Pas plus loin qu'en 2008, avec l'étrange "Color Lines", le quintet méconnu des
Circle of
Contempt laissait entrevoir un potentiel manifeste, et le peu d'auditeurs qui eurent la chance d'y tendre une oreille obtinrent satisfaction dès l'année suivante avec
Artifacts in Motion.
Perpétuant un art relativement atypique en terres scandinaves,
Circle of
Contempt n'aura pas guetté longtemps l'arrivée d'un mécène digne de ce nom. Ce n'est autre qu'un des labels les plus réputés et sélectifs de la sphère deathcore qui subodora le filon, j'ai nommé Sumerian Records (encore eux!). Tout juste issus du lycée et trois ans après leurs débuts, nos cinq amphions se virent ainsi catapultés parmi la fine fleur du genre, les rares qui parvinrent à se hisser au-delà de la platitude tendancielle du deathcore américain.

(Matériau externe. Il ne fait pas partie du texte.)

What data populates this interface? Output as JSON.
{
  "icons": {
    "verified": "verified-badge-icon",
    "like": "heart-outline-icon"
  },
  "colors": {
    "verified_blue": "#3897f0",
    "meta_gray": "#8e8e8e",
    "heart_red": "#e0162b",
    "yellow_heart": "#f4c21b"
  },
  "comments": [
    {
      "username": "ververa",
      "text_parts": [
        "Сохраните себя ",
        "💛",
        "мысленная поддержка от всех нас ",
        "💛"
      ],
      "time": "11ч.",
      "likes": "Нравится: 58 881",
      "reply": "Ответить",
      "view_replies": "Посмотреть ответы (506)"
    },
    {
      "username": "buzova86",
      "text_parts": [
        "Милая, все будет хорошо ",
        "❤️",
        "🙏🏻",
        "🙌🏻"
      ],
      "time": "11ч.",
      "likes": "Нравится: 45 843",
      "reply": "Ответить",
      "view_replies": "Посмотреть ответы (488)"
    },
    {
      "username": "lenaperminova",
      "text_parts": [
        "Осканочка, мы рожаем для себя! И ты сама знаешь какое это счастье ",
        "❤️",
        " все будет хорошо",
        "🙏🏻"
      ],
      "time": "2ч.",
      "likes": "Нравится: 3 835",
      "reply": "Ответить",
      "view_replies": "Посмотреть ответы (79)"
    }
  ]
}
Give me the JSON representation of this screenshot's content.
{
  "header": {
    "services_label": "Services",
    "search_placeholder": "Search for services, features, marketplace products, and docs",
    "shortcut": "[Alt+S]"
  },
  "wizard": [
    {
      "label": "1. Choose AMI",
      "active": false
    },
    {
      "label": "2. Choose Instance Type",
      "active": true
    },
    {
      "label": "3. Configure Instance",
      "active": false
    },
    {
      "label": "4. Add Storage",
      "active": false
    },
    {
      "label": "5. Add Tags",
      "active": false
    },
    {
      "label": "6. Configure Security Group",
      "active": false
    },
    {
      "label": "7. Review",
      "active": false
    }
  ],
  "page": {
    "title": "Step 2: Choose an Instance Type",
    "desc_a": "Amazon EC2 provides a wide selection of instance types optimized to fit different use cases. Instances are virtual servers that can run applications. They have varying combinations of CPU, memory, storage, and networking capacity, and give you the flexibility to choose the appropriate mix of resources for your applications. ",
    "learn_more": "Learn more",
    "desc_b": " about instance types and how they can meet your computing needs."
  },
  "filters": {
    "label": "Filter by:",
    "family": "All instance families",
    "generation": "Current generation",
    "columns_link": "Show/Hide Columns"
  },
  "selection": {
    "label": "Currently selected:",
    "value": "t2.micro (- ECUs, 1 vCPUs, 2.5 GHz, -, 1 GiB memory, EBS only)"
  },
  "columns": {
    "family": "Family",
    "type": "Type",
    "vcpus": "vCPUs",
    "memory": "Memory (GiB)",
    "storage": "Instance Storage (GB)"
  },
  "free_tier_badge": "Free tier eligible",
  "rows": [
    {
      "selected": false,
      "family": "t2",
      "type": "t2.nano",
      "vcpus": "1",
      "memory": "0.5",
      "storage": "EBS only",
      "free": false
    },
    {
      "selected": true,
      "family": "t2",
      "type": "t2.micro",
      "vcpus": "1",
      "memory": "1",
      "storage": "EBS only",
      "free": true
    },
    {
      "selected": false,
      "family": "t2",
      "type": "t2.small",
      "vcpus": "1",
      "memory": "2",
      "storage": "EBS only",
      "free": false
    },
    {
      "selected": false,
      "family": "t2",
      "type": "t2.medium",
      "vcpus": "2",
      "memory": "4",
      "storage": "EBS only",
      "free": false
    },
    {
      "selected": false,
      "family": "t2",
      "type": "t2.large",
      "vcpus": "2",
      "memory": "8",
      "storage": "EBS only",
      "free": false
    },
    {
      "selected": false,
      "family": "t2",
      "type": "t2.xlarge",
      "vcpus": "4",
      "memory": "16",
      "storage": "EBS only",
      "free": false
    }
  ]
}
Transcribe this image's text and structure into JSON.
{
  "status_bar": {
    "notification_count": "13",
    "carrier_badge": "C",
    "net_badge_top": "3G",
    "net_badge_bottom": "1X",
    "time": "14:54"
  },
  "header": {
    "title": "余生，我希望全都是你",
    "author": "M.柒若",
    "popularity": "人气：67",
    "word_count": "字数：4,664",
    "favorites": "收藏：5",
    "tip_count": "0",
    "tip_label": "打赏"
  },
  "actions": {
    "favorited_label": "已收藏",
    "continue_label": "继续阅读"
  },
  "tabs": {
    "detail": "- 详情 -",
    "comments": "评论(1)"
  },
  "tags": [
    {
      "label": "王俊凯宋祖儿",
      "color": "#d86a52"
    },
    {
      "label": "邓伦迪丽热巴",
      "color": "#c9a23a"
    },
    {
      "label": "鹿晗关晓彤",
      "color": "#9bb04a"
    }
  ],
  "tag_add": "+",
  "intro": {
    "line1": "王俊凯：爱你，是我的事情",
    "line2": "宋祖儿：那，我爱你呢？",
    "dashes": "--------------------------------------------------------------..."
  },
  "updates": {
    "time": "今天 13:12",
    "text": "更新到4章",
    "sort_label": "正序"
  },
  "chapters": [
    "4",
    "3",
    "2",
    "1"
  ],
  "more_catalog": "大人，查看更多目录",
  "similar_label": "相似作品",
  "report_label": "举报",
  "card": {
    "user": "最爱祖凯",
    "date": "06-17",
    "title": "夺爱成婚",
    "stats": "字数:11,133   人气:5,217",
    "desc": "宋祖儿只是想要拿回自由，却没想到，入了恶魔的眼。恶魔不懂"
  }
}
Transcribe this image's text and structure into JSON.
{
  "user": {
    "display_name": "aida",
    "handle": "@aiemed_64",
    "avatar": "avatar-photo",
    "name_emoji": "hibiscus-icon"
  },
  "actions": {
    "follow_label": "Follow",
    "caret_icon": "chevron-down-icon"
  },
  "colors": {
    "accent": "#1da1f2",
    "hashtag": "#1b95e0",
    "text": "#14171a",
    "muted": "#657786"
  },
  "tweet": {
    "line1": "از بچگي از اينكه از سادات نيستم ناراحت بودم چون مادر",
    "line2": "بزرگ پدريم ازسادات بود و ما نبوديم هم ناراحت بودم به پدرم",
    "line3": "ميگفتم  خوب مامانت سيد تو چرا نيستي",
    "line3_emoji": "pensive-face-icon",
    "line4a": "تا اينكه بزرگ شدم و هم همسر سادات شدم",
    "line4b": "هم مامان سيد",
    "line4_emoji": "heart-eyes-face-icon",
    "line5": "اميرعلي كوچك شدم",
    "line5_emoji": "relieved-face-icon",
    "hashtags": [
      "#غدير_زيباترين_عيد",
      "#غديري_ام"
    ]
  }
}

En plus de confirmer l'indéniable talent des graphistes "sumériens", la couverture dévoile un avant-goût du contenu. L'aspect nitescent qu'on retrouve notamment dans
Scour the Sharpside y est joliment exprimé. De quoi faire débuter l'écoute sous les meilleurs auspices.
Les premières minutes de l'ouvrage viennent confirmer ces derniers, en y joignant un des piliers de l'œuvre : la puissance. Une puissance certainement incomparable à la brutalité du death ou à la violence du hardcore. Une puissance qui jaillit cristalline et qui bien qu'incroyablement percutante, caresse les sens par sa froideur aérienne. Une puissance qui se fracasse sur le crâne de l'auditeur comme pluie de rocs polis.
Aussi déchaînées que sophistiquées, les compositions donnent de temps à autres le sentiment d'avoir affaire à des improvisations, lors des passages plus frénétiques. La véhémence de ces dits passages se trouve rapidement sublimée par de lentes et mélodieuses ornementations, qui confèrent à l'ensemble toute son altitude. Cette capacité à ponctuer l'œuvre de synthétiseur en se gardant de tout abus représente un des atouts fondamentaux du groupe, elle fait toute la différence entre une musique décousue et la leur, tant harmonieuse que subtile.
Il est clair que l'influence meshuggesque peut rapidement sauter aux oreilles. Cela dit, les procédés déstructurés des suédois me semblent moins avoir été singés que mis à profit vers des perspectives insoupçonnées. C.O.C se distingue ainsi des légions de sous-plagiaires rémunérés qu'il eût été bien plus facile de rejoindre, en cette période prospère du metalcore bâclé. Ça sent le travail, le travail bien fait, et c'est tout à leur honneur.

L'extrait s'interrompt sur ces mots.